Die Brachfläche ist seit Jahrzehnten ungenutzt. Nur Spaziergänger sind hier unterwegs - trotz der Verbotsschilder. © Jens Hoyer

Die mittlerweile vielköpfige Erbengemeinschaft ist sich nicht einig, wie es mit dem Gelände weitergehen soll, deshalb soll es jetzt versteigert werden. Es habe schon eine Menge Anfragen von Interessierten gegeben, sagte ein Familienmitglied dem Döbelner Anzeiger.

Teil schon verkauft

Ein Teil des Geländes war vor Jahren schon an die Tischlerei Landgraf zum Bau einer Halle gekauft worden. Übrig sind zwei zusammenhängende Grundstücke von mehr als 7.000 Quadratmetern, die als „Bauerwartungsland“ und „Rohbauland“ bezeichnet werden. Fundament- und Wegereste seien nicht ausgeschlossen. Wert: 71.000 und 15.000 Euro. Rund 18.000 Quadratmeter groß ist die Fläche daneben, auf der noch einige baufällige Gebäude und Garagen stehen. Dafür ist ein Wert von 65.000 Euro aufgerufen.

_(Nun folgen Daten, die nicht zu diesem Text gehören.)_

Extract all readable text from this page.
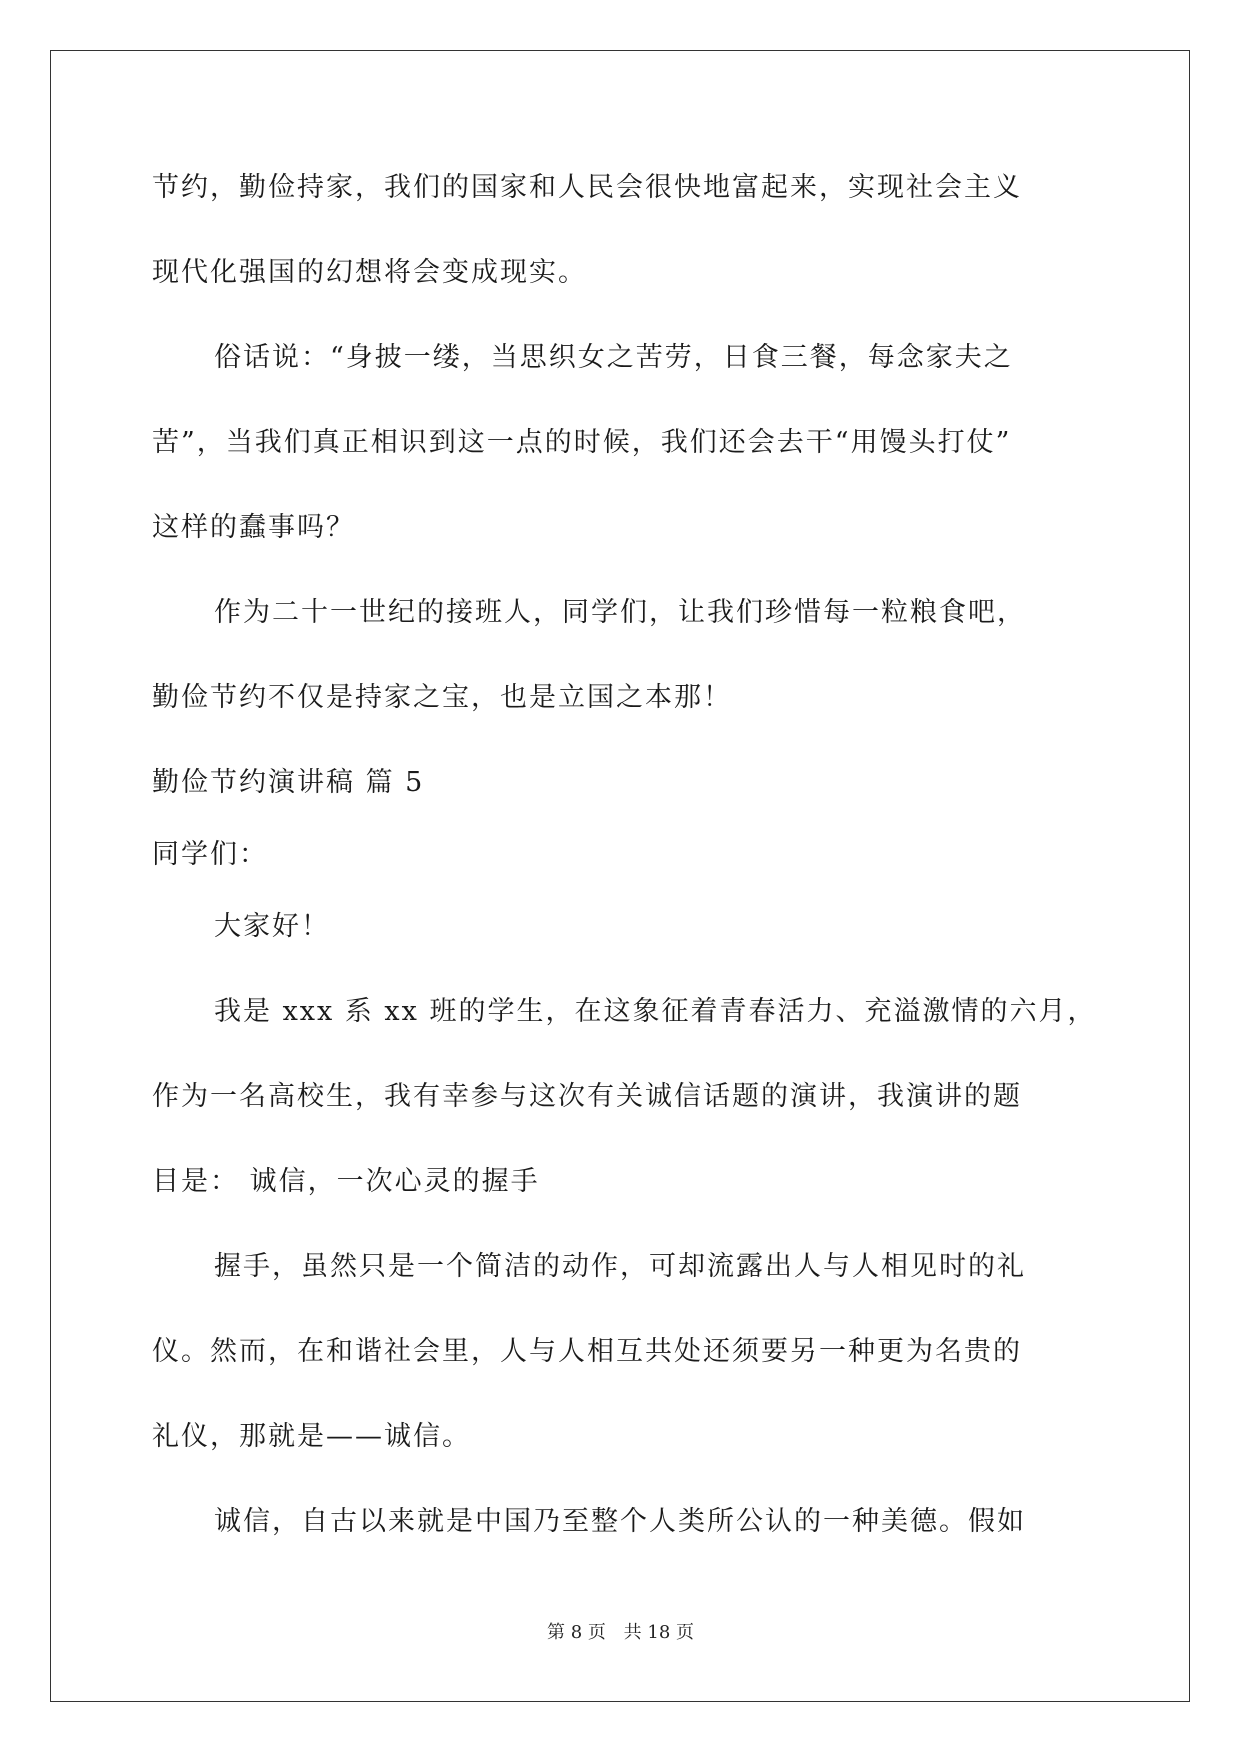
节约，勤俭持家，我们的国家和人民会很快地富起来，实现社会主义
现代化强国的幻想将会变成现实。
俗话说：“身披一缕，当思织女之苦劳，日食三餐，每念家夫之
苦”，当我们真正相识到这一点的时候，我们还会去干“用馒头打仗”
这样的蠢事吗？
作为二十一世纪的接班人，同学们，让我们珍惜每一粒粮食吧，
勤俭节约不仅是持家之宝，也是立国之本那！
勤俭节约演讲稿 篇 5
同学们：
大家好！
我是 xxx 系 xx 班的学生，在这象征着青春活力、充溢激情的六月，
作为一名高校生，我有幸参与这次有关诚信话题的演讲，我演讲的题
目是： 诚信，一次心灵的握手
握手，虽然只是一个简洁的动作，可却流露出人与人相见时的礼
仪。然而，在和谐社会里，人与人相互共处还须要另一种更为名贵的
礼仪，那就是——诚信。
诚信，自古以来就是中国乃至整个人类所公认的一种美德。假如
第 8 页 共 18 页
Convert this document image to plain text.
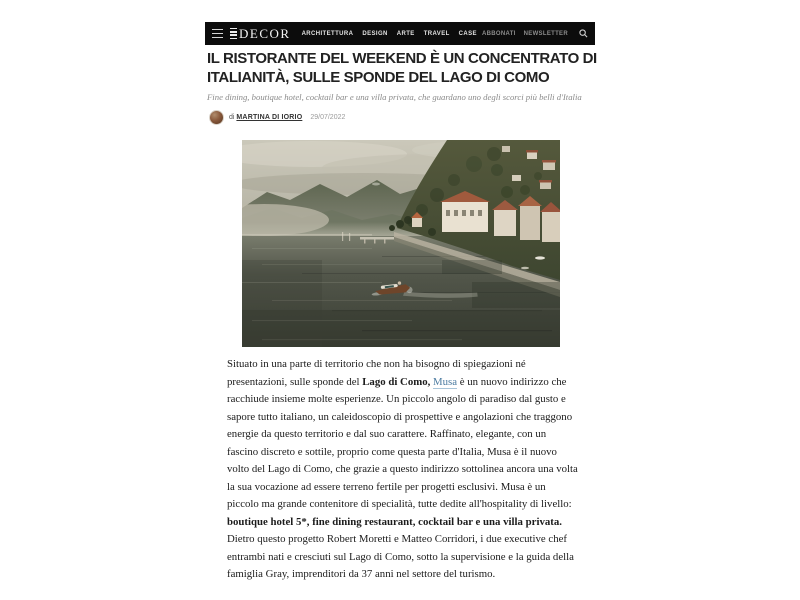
DECOR ARCHITETTURA DESIGN ARTE TRAVEL CASE ABBONATI NEWSLETTER
IL RISTORANTE DEL WEEKEND È UN CONCENTRATO DI
ITALIANITÀ, SULLE SPONDE DEL LAGO DI COMO
Fine dining, boutique hotel, cocktail bar e una villa privata, che guardano uno degli scorci più belli d'Italia
di MARTINA DI IORIO 29/07/2022

Situato in una parte di territorio che non ha bisogno di spiegazioni né presentazioni, sulle sponde del Lago di Como, Musa è un nuovo indirizzo che racchiude insieme molte esperienze. Un piccolo angolo di paradiso dal gusto e sapore tutto italiano, un caleidoscopio di prospettive e angolazioni che traggono energie da questo territorio e dal suo carattere. Raffinato, elegante, con un fascino discreto e sottile, proprio come questa parte d'Italia, Musa è il nuovo volto del Lago di Como, che grazie a questo indirizzo sottolinea ancora una volta la sua vocazione ad essere terreno fertile per progetti esclusivi. Musa è un piccolo ma grande contenitore di specialità, tutte dedite all'hospitality di livello:
boutique hotel 5*, fine dining restaurant, cocktail bar e una villa privata.
Dietro questo progetto Robert Moretti e Matteo Corridori, i due executive chef entrambi nati e cresciuti sul Lago di Como, sotto la supervisione e la guida della famiglia Gray, imprenditori da 37 anni nel settore del turismo.
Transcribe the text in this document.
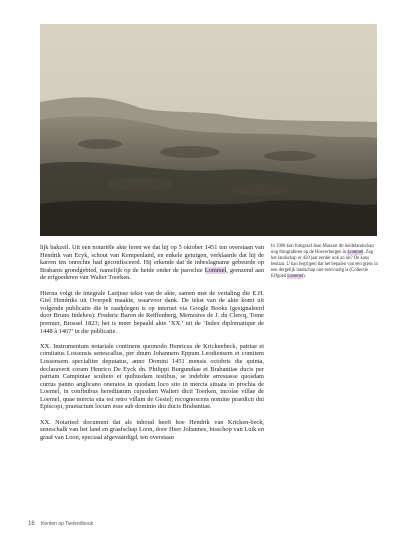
lijk bakzeil. Uit een notariële akte leren we dat hij op 5 oktober 1451 ten overstaan van Hendrik van Ecyk, schout van Kempenland, en enkele getuigen, verklaarde dat hij de karren ten onrechte had geconfisceerd. Hij erkende dat de inbeslagname gebeurde op Brabants grondgebied, namelijk op de heide onder de parochie Lommel, grenzend aan de erfgoederen van Walter Toorken.

Hierna volgt de integrale Latijnse tekst van de akte, samen met de vertaling die E.H. Giel Hendriks uit Overpelt maakte, waarvoor dank. De tekst van de akte komt uit volgende publicatie die te raadplegen is op internet via Google Books (gesignaleerd door Bruno Indekeu): Frederic Baron de Reiffenberg, Memoires de J. du Clercq, Tome premier, Brussel 1823; het is meer bepaald akte ‘XX.’ uit de ‘Index diplomatique de 1448 à 1467’ in die publicatie.

XX. Instrumentum notariale continens quomodo Henricus de Krickenbeck, patriae et comitatus Lossensis senescallus, per dnum Johannem Eppum Leodiensem et comitem Lossensem specialiter deputatus, anno Domini 1451 mensis octobris die quinta, declaraverit coram Henrico De Eyck dn. Philippi Burgundiae et Brabantiae ducis per patriam Campiniae sculteto et quibusdam testibus, se indebite arrestasse quosdam currus panno anglicano oneratos in quodam loco sito in mercta situata in prochia de Loemel, in confinibus hereditatum cujusdam Walteri dicti Toerken, incolae villae de Loemel, quae mercta sita est retro villam de Gestel; recognoscens nomine praedicti dni Episcopi, praetactum locum esse sub dominio dni ducis Brabantiae.

XX. Notarieel document dat als inhoud heeft hoe Hendrik van Kricken-beck, seneschalk van het land en graafschap Loon, door Heer Johannes, bisschop van Luik en graaf van Loon, speciaal afgevaardigd, ten overstaan

In 1908 kon fotograaf Jean Massart dit heidelandschap nog fotograferen op de Hoeverbergen in Lommel. Zag het landschap er 450 jaar eerder ook zo uit? De kans bestaat. U kan begrijpen dat het bepalen van een grens in een dergelijk landschap niet eenvoudig is (Collectie Erfgoed Lommel).
16 Kenten op Tselerolbook
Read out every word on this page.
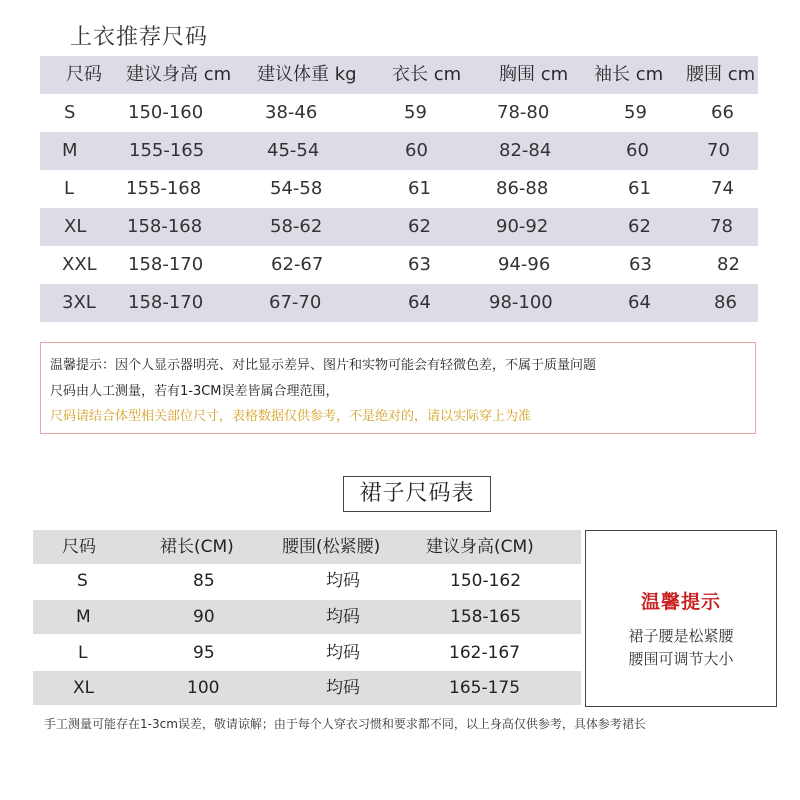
上衣推荐尺码
尺码 建议身高 cm 建议体重 kg 衣长 cm 胸围 cm 袖长 cm 腰围 cm
S	150-160	38-46	59	78-80	59	66
M	155-165	45-54	60	82-84	60	70
L	155-168	54-58	61	86-88	61	74
XL 158-168	58-62	62	90-92	62	78
XXL 158-170	62-67	63	94-96	63	82
3XL 158-170	67-70	64	98-100	64	86
温馨提示：因个人显示器明亮、对比显示差异、图片和实物可能会有轻微色差，不属于质量问题
尺码由人工测量，若有1-3CM误差皆属合理范围，
尺码请结合体型相关部位尺寸，表格数据仅供参考，不是绝对的，请以实际穿上为准
裙子尺码表
尺码	裙长(CM)	腰围(松紧腰)	建议身高(CM)
S	85	均码	150-162
M	90	均码	158-165
L	95	均码	162-167
XL	100	均码	165-175
温馨提示
裙子腰是松紧腰
腰围可调节大小
手工测量可能存在1-3cm误差，敬请谅解；由于每个人穿衣习惯和要求都不同，以上身高仅供参考，具体参考裙长
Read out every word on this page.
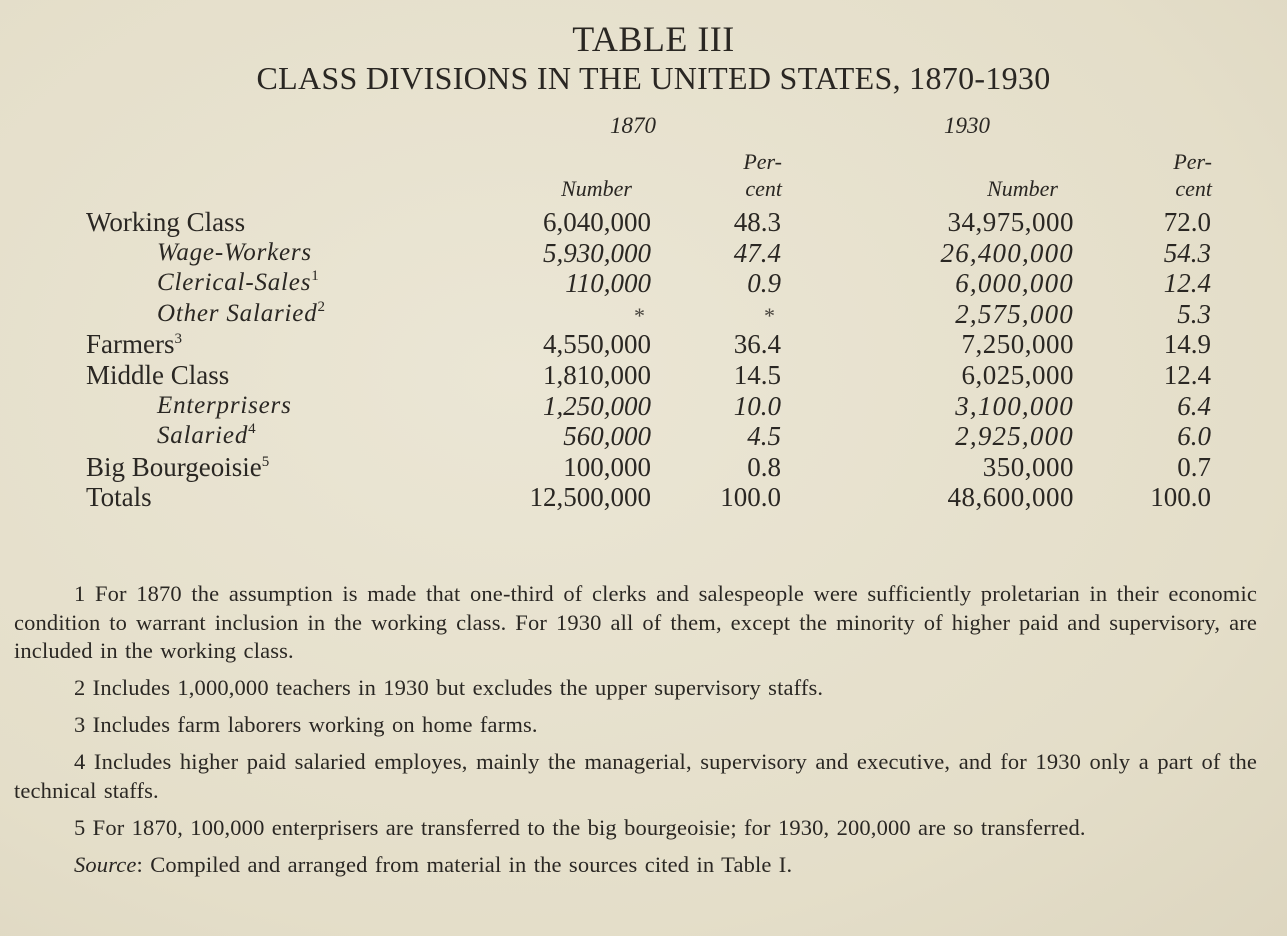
TABLE III
CLASS DIVISIONS IN THE UNITED STATES, 1870-1930
1870	1930
Number
Per-
cent	Number
Per-
cent
Working Class	6,040,000	48.3	34,975,000	72.0
Wage-Workers	5,930,000	47.4	26,400,000	54.3
Clerical-Sales$^1$	110,000	0.9	6,000,000	12.4
Other Salaried$^2$	*	*	2,575,000	5.3
Farmers$^3$	4,550,000	36.4	7,250,000	14.9
Middle Class	1,810,000	14.5	6,025,000	12.4
Enterprisers	1,250,000	10.0	3,100,000	6.4
Salaried$^4$	560,000	4.5	2,925,000	6.0
Big Bourgeoisie$^5$	100,000	0.8	350,000	0.7
Totals	12,500,000	100.0	48,600,000	100.0

1 For 1870 the assumption is made that one-third of clerks and salespeople were sufficiently proletarian in their economic condition to warrant inclusion in the working class. For 1930 all of them, except the minority of higher paid and supervisory, are included in the working class.

2 Includes 1,000,000 teachers in 1930 but excludes the upper supervisory staffs.

3 Includes farm laborers working on home farms.

4 Includes higher paid salaried employes, mainly the managerial, supervisory and executive, and for 1930 only a part of the technical staffs.

5 For 1870, 100,000 enterprisers are transferred to the big bourgeoisie; for 1930, 200,000 are so transferred.

Source: Compiled and arranged from material in the sources cited in Table I.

Das größte der Grundstücke ist eine Feld- und Waldfläche, die sich nördlich an das frühere Ziegeleigelände anschließt. Die rund 4,7 Hektar werden auf einen Wert von rund 88.000 Euro geschätzt. Das Feld ist an einen Döbelner Landwirtschaftsbetrieb verpachtet.

Bisher keine Nachnutzung

Überlegungen, wie die Fläche des Bauhofs nachgenutzt werden kann, habe es in der Vergangenheit immer mal wieder gegeben, sagte Döbelns Baudezernent Thomas Hanns. „Es ist aber nie dazu gekommen.“ Ohne Weiteres ließen sich die Flächen auch nicht für Wohnbebauung nutzen. Dazu sei ein Planungsverfahren nötig.

In den 1990er-Jahren hatte der Freistaat schon einmal etwas ganz anderes mit dem Areal vor. Damals gab es Pläne, die Staatsstraße 32 durch die ehemalige Sandgrube an der Dresdner Straße und über das frühere Ziegeleigelände zur Oschatzer Straße zu verlegen.